1) Government that doesn't confiscate your wealth (more or less) 2) Dollar
bills that don't go to zero 3) Banks that don't steal your money

Take away these and you'll see capital flight all over the place and some of
it will end up in Bitcoin

------
onion2k
Usability. It's hard to use and even harder to use well.

------
eternalcode
Sorry for the ambiguity, I meant Crypto currencies

------
sp527
I think the present culture of indulging in nearly unmitigated crypto-
Utopianism is the more interesting concern. It's becoming difficult to argue
against cryptocurrency in the tech industry without some form of rebuke
enumerating the various potential applications (none of which are in dispute,
generally) and/or incoherently equating cryptocurreny to the internet or other
such developments (in this story, the future will render skeptics little more
than 21st Century Luddites). For an industry so predicated on logic, it's kind
of alarming to hear such blatantly shallow reasoning. The militant
proselytization of cryptocurrencies often verges on absurd. We should be
actively challenging and questioning our beliefs about something that has
attracted so much attention and money.

All that said: cryptocurrencies might succeed. No one can outrightly deny the
possibility. We should stick to arguing as to the likelihood or the extent of
'capture' it might achieve.

The forest for the trees that the more devoted crypto-Utopianists are missing
is that cryptocurrencies, and perhaps the blockchain concept more generally,
are at present an inferior or nearly inferior mechanism on almost all of the
dimensions we should care about: speed, convenience, stability, cost. Put in
short, a commercially-motivated centralized actor, backed and regulated by one
or more government authorities, will always be able to perform as well or
better on most of these dimensions than cryptocurrencies, no matter how many
improvements are made to the system. We usually then end up asking if that
system is problematic or should be challenged. In the first world, there
aren't presently enough people of a subversive mindset to prefer
cryptocurrencies to a centrally-regulated system solely on the basis of
anonymity, complete transaction transparency, and decentralization (the
principal advantages of cryptocurrencies). That could change, but it seems
fairly unlikely. Importantly, I'm not taking a political stance here. I'm
instead trying to account for human behavior.

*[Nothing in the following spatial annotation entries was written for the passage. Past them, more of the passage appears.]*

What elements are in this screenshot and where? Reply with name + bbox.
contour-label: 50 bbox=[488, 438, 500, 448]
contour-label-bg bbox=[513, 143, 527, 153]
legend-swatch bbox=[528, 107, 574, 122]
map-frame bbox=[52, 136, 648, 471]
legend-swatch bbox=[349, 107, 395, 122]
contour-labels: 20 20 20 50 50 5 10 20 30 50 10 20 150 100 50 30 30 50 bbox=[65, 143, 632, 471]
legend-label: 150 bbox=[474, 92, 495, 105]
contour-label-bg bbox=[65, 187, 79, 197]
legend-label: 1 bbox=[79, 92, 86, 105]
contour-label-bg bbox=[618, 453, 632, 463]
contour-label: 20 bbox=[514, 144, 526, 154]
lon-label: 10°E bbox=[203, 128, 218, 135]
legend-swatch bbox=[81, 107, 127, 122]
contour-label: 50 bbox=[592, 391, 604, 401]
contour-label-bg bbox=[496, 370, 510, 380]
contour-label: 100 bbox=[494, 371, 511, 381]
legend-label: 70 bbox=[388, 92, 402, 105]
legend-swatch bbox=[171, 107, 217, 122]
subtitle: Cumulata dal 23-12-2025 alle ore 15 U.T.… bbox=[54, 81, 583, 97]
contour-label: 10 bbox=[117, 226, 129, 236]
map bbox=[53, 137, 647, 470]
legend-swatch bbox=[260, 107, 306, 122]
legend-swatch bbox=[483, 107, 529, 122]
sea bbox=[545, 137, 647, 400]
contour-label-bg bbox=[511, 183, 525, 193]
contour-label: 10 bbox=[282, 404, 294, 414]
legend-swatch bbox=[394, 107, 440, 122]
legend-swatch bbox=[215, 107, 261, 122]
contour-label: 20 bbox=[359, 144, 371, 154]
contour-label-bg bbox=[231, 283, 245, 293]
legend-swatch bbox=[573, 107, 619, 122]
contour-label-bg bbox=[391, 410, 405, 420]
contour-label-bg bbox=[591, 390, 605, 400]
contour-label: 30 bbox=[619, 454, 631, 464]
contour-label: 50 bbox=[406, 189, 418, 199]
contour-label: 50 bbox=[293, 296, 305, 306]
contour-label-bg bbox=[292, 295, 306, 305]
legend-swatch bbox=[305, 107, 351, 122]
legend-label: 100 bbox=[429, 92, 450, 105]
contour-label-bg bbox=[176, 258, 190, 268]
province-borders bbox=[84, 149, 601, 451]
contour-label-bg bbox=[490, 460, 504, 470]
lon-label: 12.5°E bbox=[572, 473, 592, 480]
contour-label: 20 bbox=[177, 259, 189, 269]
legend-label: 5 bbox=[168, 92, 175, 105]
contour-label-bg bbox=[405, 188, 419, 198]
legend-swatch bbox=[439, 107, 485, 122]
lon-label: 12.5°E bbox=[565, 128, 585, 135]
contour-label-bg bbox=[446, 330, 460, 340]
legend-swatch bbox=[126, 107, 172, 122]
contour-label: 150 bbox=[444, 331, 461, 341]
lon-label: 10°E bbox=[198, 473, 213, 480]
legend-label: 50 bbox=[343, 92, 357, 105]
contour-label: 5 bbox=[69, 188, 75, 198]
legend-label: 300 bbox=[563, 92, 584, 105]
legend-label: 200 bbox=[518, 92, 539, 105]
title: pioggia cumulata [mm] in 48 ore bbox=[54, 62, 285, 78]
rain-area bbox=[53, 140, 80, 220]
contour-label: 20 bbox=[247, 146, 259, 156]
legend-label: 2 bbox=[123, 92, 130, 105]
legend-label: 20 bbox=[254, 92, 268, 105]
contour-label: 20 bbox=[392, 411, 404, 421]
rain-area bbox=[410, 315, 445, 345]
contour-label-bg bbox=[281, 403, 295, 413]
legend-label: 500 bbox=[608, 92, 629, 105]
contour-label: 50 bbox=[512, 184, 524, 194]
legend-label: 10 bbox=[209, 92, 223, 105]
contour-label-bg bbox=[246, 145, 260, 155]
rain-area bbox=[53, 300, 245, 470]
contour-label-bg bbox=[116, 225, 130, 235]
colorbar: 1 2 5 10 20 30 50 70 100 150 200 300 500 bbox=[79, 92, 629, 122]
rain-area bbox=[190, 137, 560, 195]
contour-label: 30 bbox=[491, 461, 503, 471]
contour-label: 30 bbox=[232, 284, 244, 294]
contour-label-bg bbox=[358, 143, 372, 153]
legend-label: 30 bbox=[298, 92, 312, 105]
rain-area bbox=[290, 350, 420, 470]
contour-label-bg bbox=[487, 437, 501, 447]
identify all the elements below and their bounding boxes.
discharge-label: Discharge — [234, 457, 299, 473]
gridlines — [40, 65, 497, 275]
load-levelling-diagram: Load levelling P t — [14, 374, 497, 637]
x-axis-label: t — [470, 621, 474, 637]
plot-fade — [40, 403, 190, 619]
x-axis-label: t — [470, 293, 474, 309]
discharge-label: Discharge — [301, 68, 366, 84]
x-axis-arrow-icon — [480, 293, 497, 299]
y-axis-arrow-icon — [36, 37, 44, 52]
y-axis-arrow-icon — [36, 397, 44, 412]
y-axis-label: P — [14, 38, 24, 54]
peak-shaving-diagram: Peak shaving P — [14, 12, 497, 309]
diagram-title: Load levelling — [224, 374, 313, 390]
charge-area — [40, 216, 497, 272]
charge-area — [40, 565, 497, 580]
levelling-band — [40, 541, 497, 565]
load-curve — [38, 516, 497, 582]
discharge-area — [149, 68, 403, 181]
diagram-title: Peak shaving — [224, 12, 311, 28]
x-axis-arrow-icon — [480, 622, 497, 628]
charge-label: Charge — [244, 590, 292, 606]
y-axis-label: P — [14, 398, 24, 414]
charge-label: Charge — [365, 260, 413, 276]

Cryptocurriencies are nevertheless valid stores of value. People have relied
upon all sorts of things throughout history to store value, because achieving
the designation is as simple as getting some people to trust in a particular
system. But the thing about stores of value is that they inevitably offer
variable degrees of reliability and trustworthiness over sufficiently long
time horizons. It would be foolish to argue, for instance, that the US dollar
will remain the predominant global reserve currency in perpetuity. What we can
argue with a higher degree of certainty is that the US dollar is unlikely to
experience a catastrophic, abrupt decline in its trustworthiness. I would
posit that the same cannot be said for cryptocurrencies and the primary reason
for this is that some substantial proportion of their value is likely baked on
purely speculative behavior (the volatility suggests as much). A secondary
reason is, ironically, that there is no central authority to intervene in the
event of a panic-induced selloff. And the real problem is that there will
always be stores of value that are relatively more trustworthy, according to
the public at large. The average person can see and feel gold. They understand
that it's a store of value and history reaffirms their conviction. They don't
have to comprehend very complicated technical and economic dynamics to believe
in gold. Now you might argue that cryptocurrencies can remain stores of value
without realizing broad adoption and I wouldn't contest that. But the risk
exposure they present, relative to other available stores of value, seems at
the very least problematic.